Bachmann hatte damals Glück, im Laufe des Schuljahres lernt sie die Beratungslehrerin der Schule kennen. „Eine sehr inspirierende Frau“, sagt sie heute. Kurz vor dem Ende des Schuljahres erzählen zwei Mitschülerinnen Bachmann, dass sie auch von dem Lehrer nach Hause eingeladen wurden – und hingegangen sind. Dort hätten sie Martini getrunken – und fluchtartig die Wohnung verlassen, als er einer von ihnen über den Po strich.

„Vielleicht war das der Moment, an dem ich dachte: Ich muss es jemandem erzählen, ich kann nicht mehr schweigen“, sagt Bachmann. Wenige Wochen vor den Sommerferien geht sie zu der Beratungslehrerin in die Sprechstunde – und erzählt ihr von den Übergriffen.

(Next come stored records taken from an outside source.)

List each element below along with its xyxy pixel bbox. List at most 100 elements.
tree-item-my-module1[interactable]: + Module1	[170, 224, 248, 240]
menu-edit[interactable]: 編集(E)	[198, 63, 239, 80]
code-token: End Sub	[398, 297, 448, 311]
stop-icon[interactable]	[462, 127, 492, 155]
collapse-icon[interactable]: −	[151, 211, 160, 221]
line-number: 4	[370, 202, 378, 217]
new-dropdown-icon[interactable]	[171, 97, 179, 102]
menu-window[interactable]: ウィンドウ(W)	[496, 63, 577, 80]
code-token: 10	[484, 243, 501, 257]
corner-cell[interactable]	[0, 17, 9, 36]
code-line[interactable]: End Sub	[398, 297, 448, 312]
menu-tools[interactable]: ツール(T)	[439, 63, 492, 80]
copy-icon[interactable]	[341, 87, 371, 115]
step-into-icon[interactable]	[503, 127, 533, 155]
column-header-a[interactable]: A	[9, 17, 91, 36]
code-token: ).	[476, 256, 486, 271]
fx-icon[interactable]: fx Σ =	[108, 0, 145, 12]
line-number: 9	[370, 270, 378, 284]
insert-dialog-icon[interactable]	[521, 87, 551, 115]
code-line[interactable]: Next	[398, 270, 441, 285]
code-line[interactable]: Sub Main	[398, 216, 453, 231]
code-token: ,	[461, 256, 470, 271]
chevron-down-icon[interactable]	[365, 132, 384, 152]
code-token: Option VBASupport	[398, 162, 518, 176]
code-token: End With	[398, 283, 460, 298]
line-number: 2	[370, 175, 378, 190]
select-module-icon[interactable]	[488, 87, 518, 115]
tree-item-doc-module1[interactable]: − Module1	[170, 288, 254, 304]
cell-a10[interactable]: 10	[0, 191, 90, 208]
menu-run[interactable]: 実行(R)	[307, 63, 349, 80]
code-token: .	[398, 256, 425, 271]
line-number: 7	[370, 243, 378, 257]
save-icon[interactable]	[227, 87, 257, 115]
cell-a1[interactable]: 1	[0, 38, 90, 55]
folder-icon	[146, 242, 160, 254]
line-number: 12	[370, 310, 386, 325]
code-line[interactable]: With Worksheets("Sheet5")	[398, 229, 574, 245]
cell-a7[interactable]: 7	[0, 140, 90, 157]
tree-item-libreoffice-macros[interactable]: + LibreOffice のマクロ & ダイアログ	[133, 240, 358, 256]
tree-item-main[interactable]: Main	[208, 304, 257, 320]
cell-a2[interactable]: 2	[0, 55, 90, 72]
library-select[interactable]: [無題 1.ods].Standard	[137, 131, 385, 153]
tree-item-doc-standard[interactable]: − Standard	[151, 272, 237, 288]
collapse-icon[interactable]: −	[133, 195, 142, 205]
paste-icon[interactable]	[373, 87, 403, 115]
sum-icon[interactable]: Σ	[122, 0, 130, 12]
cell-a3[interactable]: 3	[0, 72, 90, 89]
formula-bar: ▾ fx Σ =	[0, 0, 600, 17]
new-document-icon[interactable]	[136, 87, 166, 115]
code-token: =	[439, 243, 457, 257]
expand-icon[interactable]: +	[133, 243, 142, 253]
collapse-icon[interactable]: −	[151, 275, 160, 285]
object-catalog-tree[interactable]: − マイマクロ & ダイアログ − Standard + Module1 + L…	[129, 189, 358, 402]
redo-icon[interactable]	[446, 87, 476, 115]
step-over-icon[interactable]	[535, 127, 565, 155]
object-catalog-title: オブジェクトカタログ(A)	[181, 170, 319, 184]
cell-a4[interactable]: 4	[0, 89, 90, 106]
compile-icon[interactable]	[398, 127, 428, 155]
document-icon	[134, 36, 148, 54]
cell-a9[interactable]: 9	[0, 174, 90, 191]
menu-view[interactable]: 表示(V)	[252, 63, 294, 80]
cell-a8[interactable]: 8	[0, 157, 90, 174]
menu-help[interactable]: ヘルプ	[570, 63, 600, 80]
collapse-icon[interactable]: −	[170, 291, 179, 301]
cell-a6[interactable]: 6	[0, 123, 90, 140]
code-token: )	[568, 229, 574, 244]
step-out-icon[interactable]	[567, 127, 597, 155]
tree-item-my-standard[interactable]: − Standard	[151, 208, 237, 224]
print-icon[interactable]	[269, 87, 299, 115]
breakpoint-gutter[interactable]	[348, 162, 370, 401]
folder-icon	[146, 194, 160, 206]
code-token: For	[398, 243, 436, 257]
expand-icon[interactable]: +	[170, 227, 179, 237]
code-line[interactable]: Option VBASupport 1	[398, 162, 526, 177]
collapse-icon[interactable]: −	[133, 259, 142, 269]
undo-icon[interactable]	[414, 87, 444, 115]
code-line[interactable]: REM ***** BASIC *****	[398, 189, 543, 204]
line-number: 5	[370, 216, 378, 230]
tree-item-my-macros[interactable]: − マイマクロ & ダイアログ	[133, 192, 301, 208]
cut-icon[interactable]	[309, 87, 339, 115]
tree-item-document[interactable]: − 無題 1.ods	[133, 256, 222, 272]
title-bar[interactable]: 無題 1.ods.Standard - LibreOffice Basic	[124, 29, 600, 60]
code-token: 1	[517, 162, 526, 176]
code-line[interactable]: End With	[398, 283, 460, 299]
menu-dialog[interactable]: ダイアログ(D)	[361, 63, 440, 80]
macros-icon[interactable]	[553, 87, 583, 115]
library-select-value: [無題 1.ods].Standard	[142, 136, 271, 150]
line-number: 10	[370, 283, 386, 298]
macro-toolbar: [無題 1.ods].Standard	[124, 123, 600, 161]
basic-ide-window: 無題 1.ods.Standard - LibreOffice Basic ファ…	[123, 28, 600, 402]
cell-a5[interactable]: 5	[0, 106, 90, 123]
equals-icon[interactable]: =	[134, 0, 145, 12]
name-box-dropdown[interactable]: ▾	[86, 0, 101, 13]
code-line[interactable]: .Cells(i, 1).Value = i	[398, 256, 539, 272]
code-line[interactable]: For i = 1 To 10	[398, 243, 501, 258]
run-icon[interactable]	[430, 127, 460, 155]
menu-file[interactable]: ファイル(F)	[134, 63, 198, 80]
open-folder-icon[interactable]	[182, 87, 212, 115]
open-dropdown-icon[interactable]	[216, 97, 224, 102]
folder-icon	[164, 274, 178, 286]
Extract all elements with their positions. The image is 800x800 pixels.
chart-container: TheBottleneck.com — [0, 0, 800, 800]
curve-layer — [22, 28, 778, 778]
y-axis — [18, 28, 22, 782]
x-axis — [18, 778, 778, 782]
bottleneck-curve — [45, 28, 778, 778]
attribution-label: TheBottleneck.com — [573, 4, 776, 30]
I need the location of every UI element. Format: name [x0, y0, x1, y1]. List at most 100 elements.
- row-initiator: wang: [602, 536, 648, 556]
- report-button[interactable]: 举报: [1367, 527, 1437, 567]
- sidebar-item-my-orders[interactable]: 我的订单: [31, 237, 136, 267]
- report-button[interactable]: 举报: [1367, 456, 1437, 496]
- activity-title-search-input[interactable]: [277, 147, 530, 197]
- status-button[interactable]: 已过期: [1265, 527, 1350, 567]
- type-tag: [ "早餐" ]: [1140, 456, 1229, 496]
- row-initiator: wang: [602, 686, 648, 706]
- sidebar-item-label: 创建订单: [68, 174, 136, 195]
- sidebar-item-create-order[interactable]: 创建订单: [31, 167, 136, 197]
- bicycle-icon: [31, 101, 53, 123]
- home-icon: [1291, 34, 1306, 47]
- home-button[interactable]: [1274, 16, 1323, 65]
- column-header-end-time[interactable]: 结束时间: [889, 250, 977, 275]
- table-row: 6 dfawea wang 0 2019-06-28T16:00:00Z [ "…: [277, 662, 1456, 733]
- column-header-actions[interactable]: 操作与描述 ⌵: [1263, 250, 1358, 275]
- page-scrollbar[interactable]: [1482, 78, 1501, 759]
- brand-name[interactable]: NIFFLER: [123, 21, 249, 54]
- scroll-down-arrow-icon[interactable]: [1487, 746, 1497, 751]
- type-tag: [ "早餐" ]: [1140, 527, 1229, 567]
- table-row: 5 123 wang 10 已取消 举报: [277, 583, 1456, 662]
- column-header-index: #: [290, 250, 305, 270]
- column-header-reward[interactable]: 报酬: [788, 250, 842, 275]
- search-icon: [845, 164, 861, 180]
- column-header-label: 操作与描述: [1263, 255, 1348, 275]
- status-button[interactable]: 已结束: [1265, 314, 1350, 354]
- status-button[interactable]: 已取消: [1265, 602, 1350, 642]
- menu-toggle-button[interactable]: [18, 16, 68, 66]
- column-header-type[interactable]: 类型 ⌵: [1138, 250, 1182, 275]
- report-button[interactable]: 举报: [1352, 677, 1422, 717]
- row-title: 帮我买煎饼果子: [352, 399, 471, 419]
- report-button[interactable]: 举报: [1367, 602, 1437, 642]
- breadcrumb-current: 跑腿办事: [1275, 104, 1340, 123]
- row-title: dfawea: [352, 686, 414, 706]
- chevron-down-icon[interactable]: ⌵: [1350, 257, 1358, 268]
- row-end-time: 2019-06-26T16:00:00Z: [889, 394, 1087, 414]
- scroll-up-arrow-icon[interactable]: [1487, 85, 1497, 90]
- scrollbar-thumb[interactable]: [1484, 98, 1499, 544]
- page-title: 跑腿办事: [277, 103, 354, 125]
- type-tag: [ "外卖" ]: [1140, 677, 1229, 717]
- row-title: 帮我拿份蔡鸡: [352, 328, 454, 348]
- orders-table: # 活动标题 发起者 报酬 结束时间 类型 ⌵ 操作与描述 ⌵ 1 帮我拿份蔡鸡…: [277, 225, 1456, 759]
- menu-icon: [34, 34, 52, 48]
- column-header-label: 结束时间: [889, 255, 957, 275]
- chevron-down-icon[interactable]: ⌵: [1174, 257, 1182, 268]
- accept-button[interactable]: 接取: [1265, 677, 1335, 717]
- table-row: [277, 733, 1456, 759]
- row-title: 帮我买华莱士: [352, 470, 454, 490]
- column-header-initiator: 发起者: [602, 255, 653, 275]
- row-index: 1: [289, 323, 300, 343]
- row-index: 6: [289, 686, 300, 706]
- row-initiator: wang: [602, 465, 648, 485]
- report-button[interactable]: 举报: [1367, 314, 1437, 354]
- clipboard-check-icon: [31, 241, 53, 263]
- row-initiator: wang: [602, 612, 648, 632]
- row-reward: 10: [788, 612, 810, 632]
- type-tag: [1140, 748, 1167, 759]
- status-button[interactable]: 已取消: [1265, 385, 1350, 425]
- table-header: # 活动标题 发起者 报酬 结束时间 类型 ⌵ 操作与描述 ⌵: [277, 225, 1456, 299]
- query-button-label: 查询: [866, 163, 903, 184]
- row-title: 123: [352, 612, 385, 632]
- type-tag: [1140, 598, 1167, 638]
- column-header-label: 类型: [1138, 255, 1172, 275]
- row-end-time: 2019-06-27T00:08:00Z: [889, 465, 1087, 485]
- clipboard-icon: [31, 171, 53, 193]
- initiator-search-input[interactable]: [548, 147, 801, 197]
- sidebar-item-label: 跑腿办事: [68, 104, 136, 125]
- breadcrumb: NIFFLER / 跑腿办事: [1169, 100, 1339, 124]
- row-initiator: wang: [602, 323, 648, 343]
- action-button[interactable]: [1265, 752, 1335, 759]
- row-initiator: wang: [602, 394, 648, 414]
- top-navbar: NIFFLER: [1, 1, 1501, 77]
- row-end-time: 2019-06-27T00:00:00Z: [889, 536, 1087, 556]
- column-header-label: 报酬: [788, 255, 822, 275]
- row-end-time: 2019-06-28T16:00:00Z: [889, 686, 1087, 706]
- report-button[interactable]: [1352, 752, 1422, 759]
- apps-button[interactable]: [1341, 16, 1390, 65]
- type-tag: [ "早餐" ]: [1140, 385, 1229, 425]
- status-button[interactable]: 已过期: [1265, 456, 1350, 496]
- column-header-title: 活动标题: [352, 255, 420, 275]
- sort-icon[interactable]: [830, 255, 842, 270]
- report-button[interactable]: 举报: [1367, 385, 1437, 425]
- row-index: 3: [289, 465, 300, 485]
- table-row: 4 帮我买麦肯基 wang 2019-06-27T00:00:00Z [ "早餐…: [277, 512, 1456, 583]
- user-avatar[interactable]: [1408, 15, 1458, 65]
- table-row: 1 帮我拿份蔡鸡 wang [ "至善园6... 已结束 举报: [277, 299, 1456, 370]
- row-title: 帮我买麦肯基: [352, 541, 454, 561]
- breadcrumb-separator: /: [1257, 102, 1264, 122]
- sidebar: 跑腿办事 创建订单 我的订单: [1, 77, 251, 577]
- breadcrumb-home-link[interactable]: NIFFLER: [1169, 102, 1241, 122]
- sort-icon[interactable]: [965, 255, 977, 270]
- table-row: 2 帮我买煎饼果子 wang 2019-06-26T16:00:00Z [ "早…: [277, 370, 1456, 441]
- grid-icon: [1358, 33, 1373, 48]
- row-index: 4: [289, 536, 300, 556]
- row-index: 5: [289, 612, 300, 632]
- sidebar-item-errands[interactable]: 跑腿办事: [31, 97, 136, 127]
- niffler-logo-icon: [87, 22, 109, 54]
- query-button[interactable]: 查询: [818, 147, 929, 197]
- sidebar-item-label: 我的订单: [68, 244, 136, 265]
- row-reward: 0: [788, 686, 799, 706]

Vielleicht bräuchte es eine MeToo-Bewegung an den Schulen?

Vielleicht bräuchte es eine MeToo-Bewegung an den Schulen, denkt Bachmann heute manchmal. „Wenn ich in meinem Freundeskreis rumfrage, haben viele, auch wenn nicht alle direkt betroffen waren, an ihrer Schule einen Lehrer erlebt, der übergriffig war. Ernsthaft geredet wurde darüber selten“, sagt Bachmann.

Olaf Genthe-Welzel geht noch einen Schritt weiter, er ist Vorsitzender der Bremer Expertenkommission Wenn Lehrer zu Tätern werden: Was die Schulen unbedingt bräuchten, sei externe Unterstützung – schon wenn ein Verdacht aufkomme. Die Kommission ist an das Kultusministerium in Bremen angegliedert und kümmert sich gezielt um Fälle wie die von Bachmann. Sie ist bundesweit die einzige dieser Art. Genthe-Welzel weiß sehr gut: Selbst wenn ein Verdacht auf dem Schreibtisch eines Schulleiters lande, passiere sehr oft nicht viel. Womit Genthe-Welzel und seine Kollegen und Kolleginnen aus der Kommission immer wieder konfrontiert werden und was seine Arbeit extrem erschwert, ist die oft enge Verbundenheit im Lehrerkollegium: „Im Zweifel musst du einen Freund anzeigen“, sagt er. Umso wichtiger sei einmal mehr eine neutrale Instanz von außen.

Bei Bachmann ging es damals sehr schnell. Am Ende des Gespräches bat die Beratungslehrerin sie, die nächsten zwei, drei Tage nicht zur Schule zu kommen. Als sie wieder zurückkommt, hört sie, dass ihr Lehrer an eine andere Schule versetzt wird.

Was aus ihrem Lehrer geworden ist, weiß sie nicht. „Vermutlich hat er an einer anderen Schule weitergemacht“, sagt sie. Auf die Idee, ihn anzuzeigen, kam sie gar nicht. Die Frage sei, sagt sie: Sollte man nicht irgendwann den Beamtenstatus aufheben dürfen? Genthe-Welzel hat es vor vier Jahren das letzte Mal geschafft, einen Lehrer dauerhaft aus dem Beamtenstatus zu entfernen. Lehrer müssen zu einer Gefängnisstrafe von mindestens einem Jahr verurteilt sein, erst dann verlieren sie zwingend ihren Beamtenstatus. Bachmann hört später, dass ihr Klassenlehrer schon vorher von einer anderen Schule an ihre zwangsversetzt worden war.

Einmal noch trifft Bachmann ihn in der Mensa, kurz nach dem Gespräch mit der Beratungslehrerin – heute glaubt sie, dass er auf sie gewartet hat. Dort habe er ihr eine Szene gemacht. Sie angeschrien, dass er so etwas nicht von ihr gedacht hätte, hinter seinem Rücken. Bachmann lässt ihn stehen. Angst hat sie damals keine mehr.